Helms also charged that King was opposed to the Vietnam War not because of what King believed to be the best interests of the United States but on his sympathy for the North Vietnamese Communist regime and on an essentially Marxist and anti-American ideological view of U.S. foreign policy.

Many Senators reacted strongly to Helms' charges. Sen. Daniel Patrick Moynihan, D-NY, called them filth and famously took the anti-King document Helms had distributed to senators, threw it to the floor and stomped on it.

Sen. Ted Kennedy, D-MA, called Helms speech Red smear tactics and called upon Americans to shunned them

When certain senators said they opposed the national holiday because paying public employees not to work a day would hurt the American taxpayers, Sen. Bob Dole, R-KN, remarked:

I suggest they hurry back to their pocket calculators and estimate the cost of 300 years of slavery, followed by a century or more of economic, political and social exclusion and discrimination.

King himself, a year before his death, had answered the charges Helms posthumously leveled at him in an anti-war speech delivered at New York's Riverside Church on April 4, 1967.

King denied support for Communist regimes and said that his opposition to the war was based on what it was doing to American society and, specifically, to the black community in America.

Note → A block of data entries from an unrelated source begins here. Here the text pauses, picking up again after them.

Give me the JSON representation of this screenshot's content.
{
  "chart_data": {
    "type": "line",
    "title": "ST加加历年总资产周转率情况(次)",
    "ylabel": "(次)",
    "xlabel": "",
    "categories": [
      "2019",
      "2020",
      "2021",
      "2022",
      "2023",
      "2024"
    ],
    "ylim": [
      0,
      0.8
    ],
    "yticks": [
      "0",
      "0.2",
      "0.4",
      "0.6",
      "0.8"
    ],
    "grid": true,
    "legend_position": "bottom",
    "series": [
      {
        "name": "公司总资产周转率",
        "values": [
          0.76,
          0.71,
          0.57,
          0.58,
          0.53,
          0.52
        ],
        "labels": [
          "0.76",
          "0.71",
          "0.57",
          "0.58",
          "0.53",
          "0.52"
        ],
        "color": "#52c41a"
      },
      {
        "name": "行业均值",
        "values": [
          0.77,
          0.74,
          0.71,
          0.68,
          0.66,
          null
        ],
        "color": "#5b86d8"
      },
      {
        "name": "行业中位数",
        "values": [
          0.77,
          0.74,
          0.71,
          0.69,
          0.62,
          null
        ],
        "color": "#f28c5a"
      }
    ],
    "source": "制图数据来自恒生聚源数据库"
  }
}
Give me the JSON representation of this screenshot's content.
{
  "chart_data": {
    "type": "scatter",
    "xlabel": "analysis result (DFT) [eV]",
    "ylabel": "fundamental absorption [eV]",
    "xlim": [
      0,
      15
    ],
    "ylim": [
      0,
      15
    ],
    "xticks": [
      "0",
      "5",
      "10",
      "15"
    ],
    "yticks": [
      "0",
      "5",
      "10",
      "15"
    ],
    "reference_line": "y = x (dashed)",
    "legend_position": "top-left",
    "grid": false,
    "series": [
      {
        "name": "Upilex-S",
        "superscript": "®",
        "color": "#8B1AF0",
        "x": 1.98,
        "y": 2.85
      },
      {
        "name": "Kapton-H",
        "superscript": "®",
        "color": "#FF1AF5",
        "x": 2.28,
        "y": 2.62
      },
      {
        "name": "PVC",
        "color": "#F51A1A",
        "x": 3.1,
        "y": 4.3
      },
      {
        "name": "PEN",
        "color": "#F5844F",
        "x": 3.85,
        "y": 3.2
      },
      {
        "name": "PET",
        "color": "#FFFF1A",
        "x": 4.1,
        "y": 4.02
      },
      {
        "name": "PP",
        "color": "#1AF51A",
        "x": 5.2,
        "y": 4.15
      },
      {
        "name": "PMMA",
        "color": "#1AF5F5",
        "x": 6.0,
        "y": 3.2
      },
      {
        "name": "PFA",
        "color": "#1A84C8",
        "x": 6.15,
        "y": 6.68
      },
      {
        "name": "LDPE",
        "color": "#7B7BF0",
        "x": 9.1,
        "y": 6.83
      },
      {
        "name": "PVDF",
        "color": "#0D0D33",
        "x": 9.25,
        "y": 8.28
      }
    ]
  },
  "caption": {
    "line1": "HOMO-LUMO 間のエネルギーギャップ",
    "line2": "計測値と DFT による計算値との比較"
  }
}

Perhaps a more tragic recognition of reality took place when it became clear to me that the war was doing far more than devastating the hopes of the poor at home. It was sending their sons and their brothers and their husbands to fight and to die in extraordinarily high proportions relative to the rest of the population, King said, in part.

We were taking the black young men who had been crippled by our society and sending them eight thousand miles away to guarantee liberties in Southeast Asia which they had not found in southwest Georgia and East Harlem. And so we have been repeatedly faced with the cruel irony of watching Negro and white boys on TV screens as they kill and die together for a nation that has been unable to seat them together in the same schools. And so we watch them in brutal solidarity burning the huts of a poor village, but we realize that they would hardly live on the same block in Chicago.

I could not be silent in the face of such cruel manipulation of the poor,' King said.

it is worth noting that the chief architect of American military policy in Vietnam, former Secretary of Defense Robert McNamara, called the war a mistake in his book In Retrospect, published in 1995.

On October 19, 1983, the Senate voted 78 to 22 for the King holiday. On Nov. 2, President Ronald Reagan signed the bill and the first observance of the holiday took place in January 1986.